The electronic journal Discrete Mathematics and Theoretical Computer Science defines the field of Analysis of Algorithms as follows:
Analysis of algorithms is concerned with accurate estimates of complexity parameters of algorithms and aims at predicting the behavior of a given algorithm run in a given environment. It develops general methods for obtaining closed-form formulae, asymptotic estimates, and probability distributions for combinatorial or probabilistic quantities, that are of interest in the optimization of algorithms. Interest is also placed on the methods themselves, whether combinatorial, probabilistic, or analytic. Combinatorial and statistical properties of discrete structures (strings, trees, tries, dags, graphs, and so on) as well as mathematical objects (e.g., continued fractions, polynomials, operators) that are relevant to the design of efficient algorithms are investigated.

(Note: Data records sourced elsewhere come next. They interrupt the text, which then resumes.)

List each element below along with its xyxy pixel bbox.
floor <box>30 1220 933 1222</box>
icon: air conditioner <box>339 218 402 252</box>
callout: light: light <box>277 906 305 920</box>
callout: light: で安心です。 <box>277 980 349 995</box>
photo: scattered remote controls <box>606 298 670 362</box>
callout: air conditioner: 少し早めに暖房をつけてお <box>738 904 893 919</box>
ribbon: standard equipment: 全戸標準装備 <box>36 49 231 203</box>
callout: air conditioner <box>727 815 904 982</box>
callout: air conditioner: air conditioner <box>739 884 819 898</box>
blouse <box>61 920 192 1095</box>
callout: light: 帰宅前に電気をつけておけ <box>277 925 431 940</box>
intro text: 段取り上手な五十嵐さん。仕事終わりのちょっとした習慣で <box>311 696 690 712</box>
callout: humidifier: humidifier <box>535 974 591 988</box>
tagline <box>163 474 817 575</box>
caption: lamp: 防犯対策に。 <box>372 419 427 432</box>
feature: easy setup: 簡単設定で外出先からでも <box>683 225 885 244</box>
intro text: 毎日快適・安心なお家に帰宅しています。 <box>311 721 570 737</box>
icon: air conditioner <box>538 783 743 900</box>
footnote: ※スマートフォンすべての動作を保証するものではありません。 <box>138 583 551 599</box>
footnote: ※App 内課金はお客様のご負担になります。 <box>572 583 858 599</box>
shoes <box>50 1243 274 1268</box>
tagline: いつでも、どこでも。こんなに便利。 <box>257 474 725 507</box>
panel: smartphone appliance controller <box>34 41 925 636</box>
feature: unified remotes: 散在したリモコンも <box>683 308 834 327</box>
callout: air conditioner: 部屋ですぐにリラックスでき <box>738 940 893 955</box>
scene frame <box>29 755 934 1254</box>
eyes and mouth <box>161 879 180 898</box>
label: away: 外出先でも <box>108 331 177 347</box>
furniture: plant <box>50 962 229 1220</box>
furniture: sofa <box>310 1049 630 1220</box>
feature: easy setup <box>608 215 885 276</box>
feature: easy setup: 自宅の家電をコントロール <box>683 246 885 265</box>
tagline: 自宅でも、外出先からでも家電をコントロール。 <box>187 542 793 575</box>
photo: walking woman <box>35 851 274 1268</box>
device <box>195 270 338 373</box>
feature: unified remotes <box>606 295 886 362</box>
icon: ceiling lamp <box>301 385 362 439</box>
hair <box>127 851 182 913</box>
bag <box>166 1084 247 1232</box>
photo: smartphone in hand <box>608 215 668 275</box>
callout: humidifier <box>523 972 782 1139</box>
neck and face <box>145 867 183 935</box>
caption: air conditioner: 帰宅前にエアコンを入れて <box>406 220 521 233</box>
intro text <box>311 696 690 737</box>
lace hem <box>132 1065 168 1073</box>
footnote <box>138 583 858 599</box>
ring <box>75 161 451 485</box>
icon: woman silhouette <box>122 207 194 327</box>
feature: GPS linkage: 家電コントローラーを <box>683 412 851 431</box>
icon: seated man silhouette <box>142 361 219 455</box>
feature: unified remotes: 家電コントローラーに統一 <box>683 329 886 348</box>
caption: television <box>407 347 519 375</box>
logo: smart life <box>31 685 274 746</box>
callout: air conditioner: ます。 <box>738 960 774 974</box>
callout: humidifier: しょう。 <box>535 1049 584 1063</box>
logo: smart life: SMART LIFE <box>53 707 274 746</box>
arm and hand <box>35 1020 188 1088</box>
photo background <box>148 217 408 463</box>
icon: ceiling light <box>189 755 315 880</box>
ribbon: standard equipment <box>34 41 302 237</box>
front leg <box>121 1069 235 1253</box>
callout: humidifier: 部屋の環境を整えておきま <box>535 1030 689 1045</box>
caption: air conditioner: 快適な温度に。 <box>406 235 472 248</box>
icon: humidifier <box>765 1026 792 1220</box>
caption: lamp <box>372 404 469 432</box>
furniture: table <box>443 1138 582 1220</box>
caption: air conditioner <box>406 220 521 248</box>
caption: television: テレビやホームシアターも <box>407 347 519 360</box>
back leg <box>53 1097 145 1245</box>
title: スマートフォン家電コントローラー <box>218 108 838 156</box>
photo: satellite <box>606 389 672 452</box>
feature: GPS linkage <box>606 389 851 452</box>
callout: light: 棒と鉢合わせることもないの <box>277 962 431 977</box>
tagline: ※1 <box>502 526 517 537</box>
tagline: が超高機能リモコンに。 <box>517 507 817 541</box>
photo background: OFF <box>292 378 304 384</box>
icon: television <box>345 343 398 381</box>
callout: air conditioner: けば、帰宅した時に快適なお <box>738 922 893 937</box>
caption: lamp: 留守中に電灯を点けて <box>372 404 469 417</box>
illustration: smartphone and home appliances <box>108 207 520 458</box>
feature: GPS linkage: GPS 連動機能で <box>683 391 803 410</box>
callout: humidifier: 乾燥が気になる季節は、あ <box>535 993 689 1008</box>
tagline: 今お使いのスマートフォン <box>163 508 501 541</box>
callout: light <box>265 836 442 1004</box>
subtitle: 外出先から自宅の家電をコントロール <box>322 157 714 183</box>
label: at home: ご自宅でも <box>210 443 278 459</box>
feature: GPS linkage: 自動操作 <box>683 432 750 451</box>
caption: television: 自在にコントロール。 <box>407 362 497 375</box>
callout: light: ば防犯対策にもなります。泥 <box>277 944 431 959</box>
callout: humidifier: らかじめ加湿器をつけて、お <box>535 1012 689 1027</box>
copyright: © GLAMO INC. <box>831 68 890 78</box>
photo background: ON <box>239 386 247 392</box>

Since its inception in 1963, the field has undergone substantial changes. We see now the emergence of combinatorial and asymptotic methods that allow the classification of data structures into broad categories that are amenable to a unified treatment. In recent years, probabilistic methods, which have been so successful in the study of random graphs and hard combinatorial optimization problems, have also been shown to play an important role in this field. These developments have two important consequences for the analysis of algorithms: it becomes possible to predict average behavior under more general probabilistic models than before; at the same time it becomes possible to analyze algorithms that are more structurally complex than before. To achieve these goals, the analysis of algorithms draws on a number of branches of mathematics: combinatorics, probability theory, graph theory, real and complex analysis, number theory, and occasionally algebra, geometry, operations research, and others.
Information theory appears to be an area of strong synergy with analysis of algorithms. This synergy has already yielded very interesting results, such as the characterization of structural properties of the Lempel-Ziv parsing tree and a precise asymptotic characterization of the redundancy of the Lempel-Ziv data compression scheme. Thus, techniques from analysis of algorithms have given new insights into the structure of the algorithms used in information theory, as well as their information-theoretic performance.
The first half of this summer graduate program will focus on analytic combinatorics and algorithms, while information theory applications will be studied in the second. Lecturers will include P. Flajolet, G. Seroussi, W. Szpankowski, and M. Weinberger.
This summer graduate program will be followed by a one-week workshop on analysis of algorithms.